In girls, another cause can be natural in the form of hormonal imbalances. Throughout puberty, the body is undergoing constant change and more so for women/girls, these changes can lead to hormonal imbalances causing hair loss.
A secondary issue that may lead to teenage hair loss is the impact of disease. While we’ve covered and discussed in the past the impact that these may have on adults, teens are facing the same problems.
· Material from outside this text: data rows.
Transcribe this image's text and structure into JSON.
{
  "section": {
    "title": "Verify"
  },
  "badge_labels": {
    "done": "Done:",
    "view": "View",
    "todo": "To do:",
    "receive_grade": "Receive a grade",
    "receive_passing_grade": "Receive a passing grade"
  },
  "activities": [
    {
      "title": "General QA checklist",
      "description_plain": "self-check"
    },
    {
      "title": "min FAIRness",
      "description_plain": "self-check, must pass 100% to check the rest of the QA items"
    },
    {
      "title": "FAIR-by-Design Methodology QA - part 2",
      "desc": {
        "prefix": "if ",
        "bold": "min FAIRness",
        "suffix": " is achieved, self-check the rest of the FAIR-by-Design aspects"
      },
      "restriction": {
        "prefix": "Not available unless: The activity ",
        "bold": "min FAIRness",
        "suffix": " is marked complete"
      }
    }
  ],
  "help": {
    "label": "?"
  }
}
Rises in cancer in our younger population along with thyroid conditions, diabetes, and heart disease have all led to spikes in hair loss at a younger age.
In addition to genetics, the other typical staples of hair loss causes have been showing up more and more in the younger population. These include but aren’t limited to both alopecia and trichotillomania, with the latter being a psychological condition in which an individual pulls out their own hair. Fortunately, similar to the older population, these young people do have choices and options to combat hair loss.
Treating hair loss in teens
Battling hair loss has been going on potentially since the beginning of mankind. Due to this fact, we have a head start on helping these young individuals maintain their proper youth, using some of the same techniques we use for their older contemporaries. For younger teens, we don’t suggest medical treatments initially but more so diet changes which can accomplish a lot in the fight against hair loss. If a change in diet and lifestyle don’t help, our next step is to begin customizing a plan unique to that teen! A unique plan can provide benefits generic hair loss treatments don’t.